Zimbabwe Electricity Supply Authority (ZESA) has disconnected the power supply from the defunct giant steel manufacturer, Ziscosteel, over a ZW$40 million debt.
This comes only 2 weeks after Zesa threatened to switch off mining houses over a US$37 million legacy debt, which it blames for crippling the power utility’s operational efficiency.
Yesterday, ZISCO group chief executive officer, Dr Farai Karonga, confirmed the development and said the figure has been accumulating since the company ceased operations.
“The debt is historical as it dates back to the days when the company stopped operating. It is a legacy debt that was accrued over a long period of time,” he said.
“But I’m glad to inform you that the Government is committed to paying the bill and as we speak, the issue is being addressed,” said Dr Karonga.
The Government assumed all Ziscosteel debts under the Zisco Debt Assumption Act.

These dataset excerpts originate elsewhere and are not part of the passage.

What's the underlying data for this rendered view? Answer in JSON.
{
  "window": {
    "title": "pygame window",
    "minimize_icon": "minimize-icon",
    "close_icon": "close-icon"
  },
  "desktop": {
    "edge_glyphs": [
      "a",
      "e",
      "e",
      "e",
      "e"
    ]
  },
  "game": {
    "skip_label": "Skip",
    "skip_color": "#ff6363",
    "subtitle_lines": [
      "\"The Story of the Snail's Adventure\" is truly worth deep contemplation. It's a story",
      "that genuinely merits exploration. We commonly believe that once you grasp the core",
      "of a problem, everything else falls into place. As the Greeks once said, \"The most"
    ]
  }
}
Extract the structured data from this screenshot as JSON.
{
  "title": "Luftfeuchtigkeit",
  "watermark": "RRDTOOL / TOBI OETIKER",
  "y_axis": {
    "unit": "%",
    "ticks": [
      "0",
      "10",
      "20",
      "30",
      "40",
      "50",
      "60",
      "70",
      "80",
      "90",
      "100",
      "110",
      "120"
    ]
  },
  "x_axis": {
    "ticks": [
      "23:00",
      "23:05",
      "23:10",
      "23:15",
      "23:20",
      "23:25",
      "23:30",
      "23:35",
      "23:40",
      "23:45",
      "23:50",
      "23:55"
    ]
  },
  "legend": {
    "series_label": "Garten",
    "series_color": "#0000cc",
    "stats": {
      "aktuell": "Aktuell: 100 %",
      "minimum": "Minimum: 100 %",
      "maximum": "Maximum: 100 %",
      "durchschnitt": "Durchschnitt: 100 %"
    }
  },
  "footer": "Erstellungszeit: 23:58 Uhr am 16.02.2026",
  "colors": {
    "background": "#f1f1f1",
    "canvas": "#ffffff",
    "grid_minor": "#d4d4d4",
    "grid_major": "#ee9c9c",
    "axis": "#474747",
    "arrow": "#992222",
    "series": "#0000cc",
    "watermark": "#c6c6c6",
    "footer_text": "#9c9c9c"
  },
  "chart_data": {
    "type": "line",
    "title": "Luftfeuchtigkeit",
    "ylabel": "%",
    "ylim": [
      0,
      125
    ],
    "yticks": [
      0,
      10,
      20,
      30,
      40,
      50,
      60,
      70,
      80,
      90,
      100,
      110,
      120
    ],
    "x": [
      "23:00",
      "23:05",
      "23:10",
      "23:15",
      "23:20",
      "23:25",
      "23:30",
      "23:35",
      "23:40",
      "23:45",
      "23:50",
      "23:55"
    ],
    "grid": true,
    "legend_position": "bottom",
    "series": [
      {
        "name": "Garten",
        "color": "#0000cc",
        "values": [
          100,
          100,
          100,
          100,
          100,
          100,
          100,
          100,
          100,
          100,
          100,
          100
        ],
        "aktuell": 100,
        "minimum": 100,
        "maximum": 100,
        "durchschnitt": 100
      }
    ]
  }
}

Ziscosteel used the same power supply line with Redcliff Municipality, ZimChem and another Zisco subsidiary, BIMCO, which have been negatively impacted by the development.
Dr Karonga said these entities were consuming most of the power in their water pumping processes. Redcliff used 70 per cent of power while ZimChem, which is located within the Ziscosteel plant, consumed 22 per cent with the remainder being used by ZISCO and Bimco.

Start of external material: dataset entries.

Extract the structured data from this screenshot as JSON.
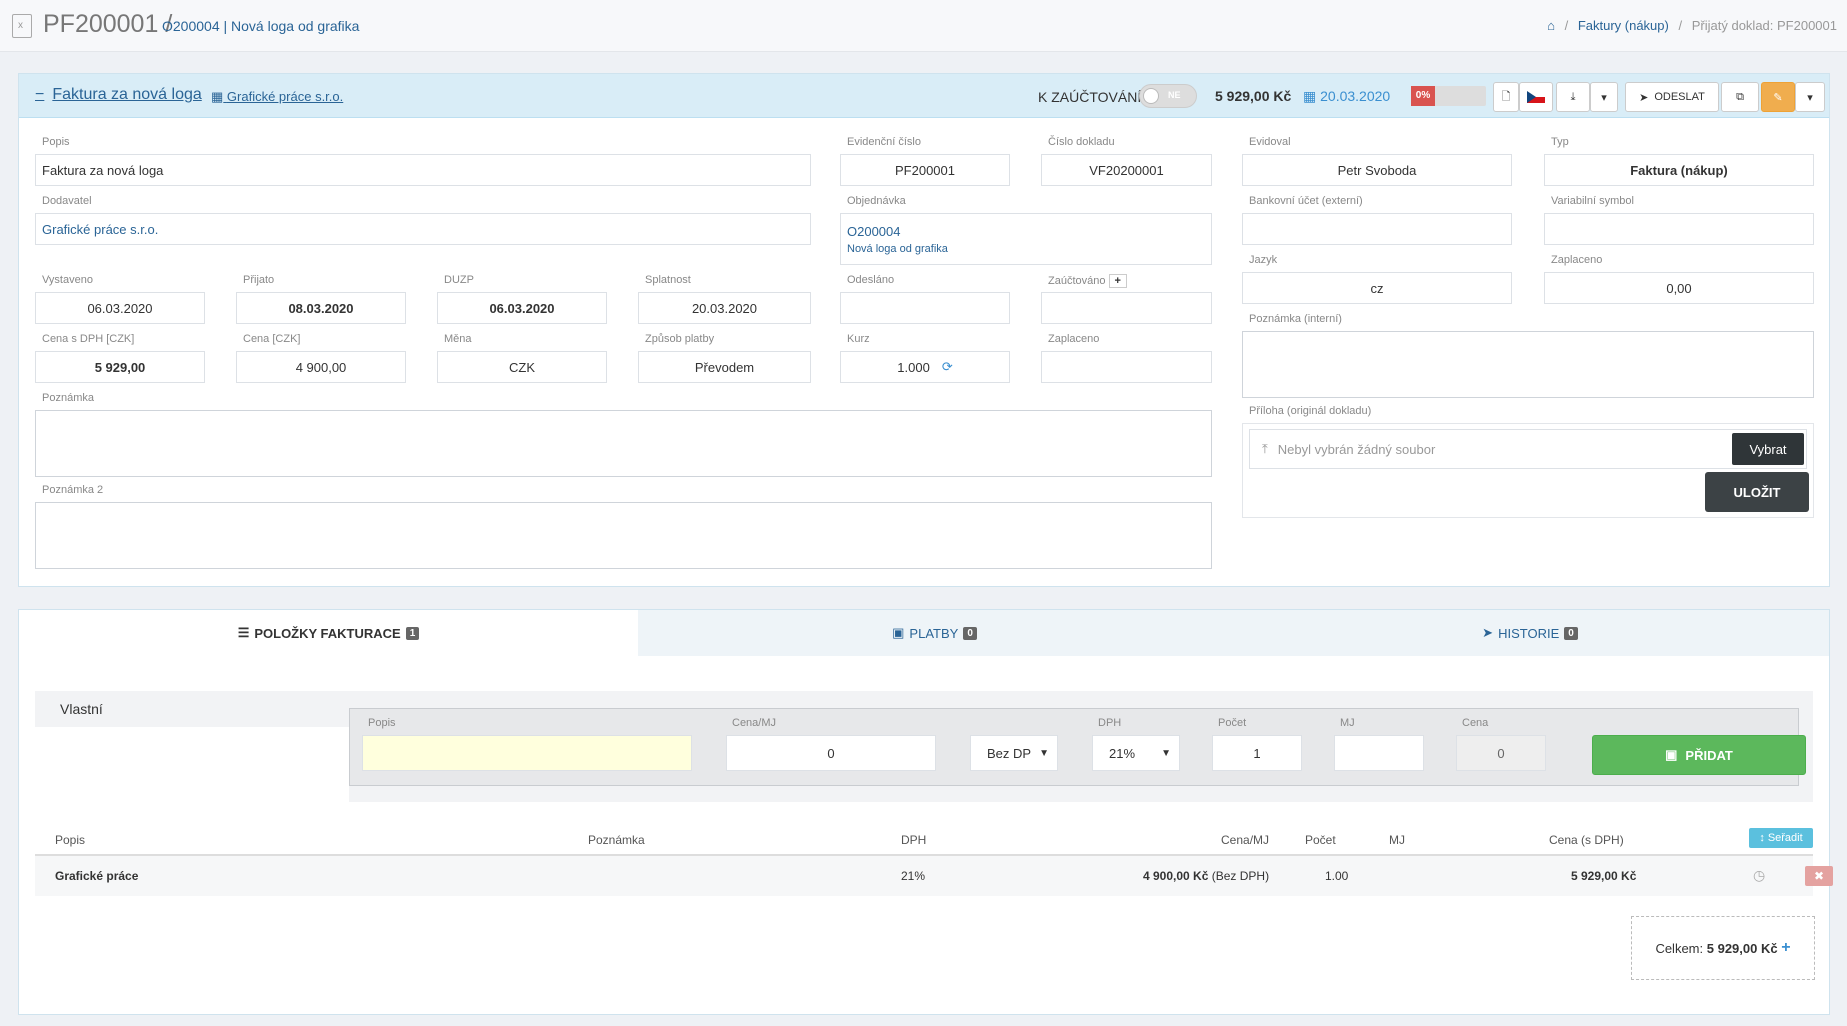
{
  "header": {
    "title": "PF200001",
    "separator": "/",
    "order_no": "O200004",
    "order_name": "| Nová loga od grafika",
    "breadcrumb": [
      "Faktury (nákup)",
      "Přijatý doklad: PF200001"
    ],
    "breadcrumb_sep": "/"
  },
  "panel": {
    "collapse_symbol": "−",
    "title": "Faktura za nová loga",
    "supplier_link": "Grafické práce s.r.o.",
    "k_zauctovani": "K ZAÚČTOVÁNÍ",
    "toggle_label": "NE",
    "amount": "5 929,00 Kč",
    "date": "20.03.2020",
    "progress_label": "0%",
    "progress_pct": 0,
    "send_label": "ODESLAT"
  },
  "fields": {
    "popis": {
      "label": "Popis",
      "value": "Faktura za nová loga"
    },
    "evidencni": {
      "label": "Evidenční číslo",
      "value": "PF200001"
    },
    "cislo_dokladu": {
      "label": "Číslo dokladu",
      "value": "VF20200001"
    },
    "evidoval": {
      "label": "Evidoval",
      "value": "Petr Svoboda"
    },
    "typ": {
      "label": "Typ",
      "value": "Faktura (nákup)"
    },
    "dodavatel": {
      "label": "Dodavatel",
      "value": "Grafické práce s.r.o."
    },
    "objednavka": {
      "label": "Objednávka",
      "value": "O200004",
      "sub": "Nová loga od grafika"
    },
    "bank": {
      "label": "Bankovní účet (externí)",
      "value": ""
    },
    "vs": {
      "label": "Variabilní symbol",
      "value": ""
    },
    "vystaveno": {
      "label": "Vystaveno",
      "value": "06.03.2020"
    },
    "prijato": {
      "label": "Přijato",
      "value": "08.03.2020"
    },
    "duzp": {
      "label": "DUZP",
      "value": "06.03.2020"
    },
    "splatnost": {
      "label": "Splatnost",
      "value": "20.03.2020"
    },
    "odeslano": {
      "label": "Odesláno",
      "value": ""
    },
    "zauctovano": {
      "label": "Zaúčtováno",
      "value": ""
    },
    "jazyk": {
      "label": "Jazyk",
      "value": "cz"
    },
    "zaplaceno_r": {
      "label": "Zaplaceno",
      "value": "0,00"
    },
    "cena_dph": {
      "label": "Cena s DPH [CZK]",
      "value": "5 929,00"
    },
    "cena": {
      "label": "Cena [CZK]",
      "value": "4 900,00"
    },
    "mena": {
      "label": "Měna",
      "value": "CZK"
    },
    "zpusob": {
      "label": "Způsob platby",
      "value": "Převodem"
    },
    "kurz": {
      "label": "Kurz",
      "value": "1.000"
    },
    "zaplaceno": {
      "label": "Zaplaceno",
      "value": ""
    },
    "poznamka_int": {
      "label": "Poznámka (interní)"
    },
    "poznamka": {
      "label": "Poznámka"
    },
    "poznamka2": {
      "label": "Poznámka 2"
    },
    "priloha": {
      "label": "Příloha (originál dokladu)",
      "placeholder": "Nebyl vybrán žádný soubor",
      "choose": "Vybrat",
      "save": "ULOŽIT"
    }
  },
  "tabs": [
    {
      "label": "POLOŽKY FAKTURACE",
      "count": "1"
    },
    {
      "label": "PLATBY",
      "count": "0"
    },
    {
      "label": "HISTORIE",
      "count": "0"
    }
  ],
  "items": {
    "side_label": "Vlastní",
    "form": {
      "popis_label": "Popis",
      "popis_value": "",
      "cena_mj_label": "Cena/MJ",
      "cena_mj_value": "0",
      "dph_type": "Bez DPH",
      "dph_label": "DPH",
      "dph_value": "21%",
      "pocet_label": "Počet",
      "pocet_value": "1",
      "mj_label": "MJ",
      "mj_value": "",
      "cena_label": "Cena",
      "cena_value": "0",
      "add": "PŘIDAT"
    },
    "columns": [
      "Popis",
      "Poznámka",
      "DPH",
      "Cena/MJ",
      "Počet",
      "MJ",
      "Cena (s DPH)"
    ],
    "sort": "Seřadit",
    "rows": [
      {
        "popis": "Grafické práce",
        "poznamka": "",
        "dph": "21%",
        "cena_mj": "4 900,00 Kč",
        "cena_mj_note": "(Bez DPH)",
        "pocet": "1.00",
        "mj": "",
        "cena": "5 929,00 Kč"
      }
    ],
    "total_label": "Celkem:",
    "total_value": "5 929,00 Kč"
  }
}
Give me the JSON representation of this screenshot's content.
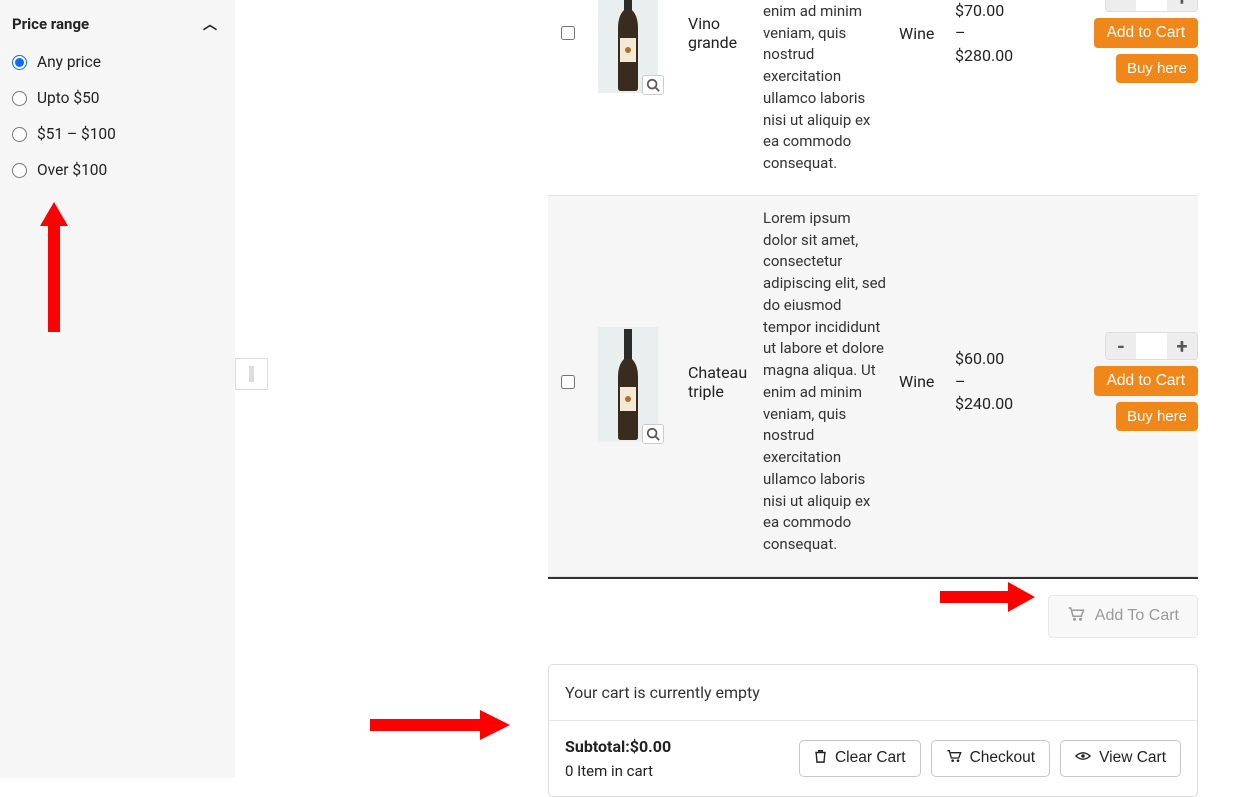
{
  "sidebar": {
    "filter_title": "Price range",
    "options": [
      {
        "label": "Any price",
        "checked": true
      },
      {
        "label": "Upto $50",
        "checked": false
      },
      {
        "label": "$51 – $100",
        "checked": false
      },
      {
        "label": "Over $100",
        "checked": false
      }
    ]
  },
  "products": [
    {
      "name": "Vino grande",
      "description": "adipiscing elit, sed do eiusmod tempor incididunt ut labore et dolore magna aliqua. Ut enim ad minim veniam, quis nostrud exercitation ullamco laboris nisi ut aliquip ex ea commodo consequat.",
      "category": "Wine",
      "price_low": "$70.00",
      "price_sep": "–",
      "price_high": "$280.00",
      "minus": "-",
      "plus": "+",
      "add_label": "Add to Cart",
      "buy_label": "Buy here"
    },
    {
      "name": "Chateau triple",
      "description": "Lorem ipsum dolor sit amet, consectetur adipiscing elit, sed do eiusmod tempor incididunt ut labore et dolore magna aliqua. Ut enim ad minim veniam, quis nostrud exercitation ullamco laboris nisi ut aliquip ex ea commodo consequat.",
      "category": "Wine",
      "price_low": "$60.00",
      "price_sep": "–",
      "price_high": "$240.00",
      "minus": "-",
      "plus": "+",
      "add_label": "Add to Cart",
      "buy_label": "Buy here"
    }
  ],
  "bulk_add_label": "Add To Cart",
  "cart": {
    "empty_text": "Your cart is currently empty",
    "subtotal_label": "Subtotal:",
    "subtotal_value": "$0.00",
    "items_text": "0 Item in cart",
    "clear_label": "Clear Cart",
    "checkout_label": "Checkout",
    "view_label": "View Cart"
  }
}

Dr Karonga said the disconnection will have a negative impact on businesses around Zisco hence plans were underway to disband the line so that each institution can have its own supply line and for accountability purposes.

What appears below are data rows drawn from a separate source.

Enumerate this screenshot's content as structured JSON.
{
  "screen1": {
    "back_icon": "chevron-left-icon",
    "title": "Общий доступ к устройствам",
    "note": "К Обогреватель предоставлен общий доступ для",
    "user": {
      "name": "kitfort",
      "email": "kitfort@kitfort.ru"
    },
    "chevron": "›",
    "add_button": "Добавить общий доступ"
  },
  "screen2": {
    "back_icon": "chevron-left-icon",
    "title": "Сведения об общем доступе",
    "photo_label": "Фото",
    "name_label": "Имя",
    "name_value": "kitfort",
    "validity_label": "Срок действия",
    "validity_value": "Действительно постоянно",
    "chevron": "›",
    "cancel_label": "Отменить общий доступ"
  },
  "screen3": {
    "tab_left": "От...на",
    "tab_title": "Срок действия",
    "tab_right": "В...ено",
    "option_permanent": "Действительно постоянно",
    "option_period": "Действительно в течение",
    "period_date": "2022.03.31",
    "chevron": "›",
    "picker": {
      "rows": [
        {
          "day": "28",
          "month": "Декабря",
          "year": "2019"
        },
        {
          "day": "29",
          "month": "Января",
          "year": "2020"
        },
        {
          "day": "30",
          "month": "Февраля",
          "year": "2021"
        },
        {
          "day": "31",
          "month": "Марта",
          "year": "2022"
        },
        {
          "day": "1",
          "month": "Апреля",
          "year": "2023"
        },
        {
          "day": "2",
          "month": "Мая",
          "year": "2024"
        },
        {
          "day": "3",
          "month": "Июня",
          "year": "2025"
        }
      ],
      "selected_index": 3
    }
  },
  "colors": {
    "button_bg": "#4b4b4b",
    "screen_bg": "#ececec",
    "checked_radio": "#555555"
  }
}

“As Ziscosteel we have had to rely on the use of a diesel generator, which is not only expensive but also can only supply power for a short time. ZimChem is the worst affected as they have since ceased operations,” he said.
“As you might be aware, they were now commencing the production of chemicals for use in the road rehabilitation but that has since been derailed,” said Dr Karonga.
The development comes at a time when the adjudication process for Zisco potential investors is underway as the Government ramps up efforts to revive the company. ZISCO has received bids from seven potential investors from which one will be given the task to revive the steel giant.
The company is pursuing a roadmap that involves modernisation and financial sustainability.
The Redcliff-based steel manufacturing firm ceased operations in 2008 due to poor management and poor capitalisation.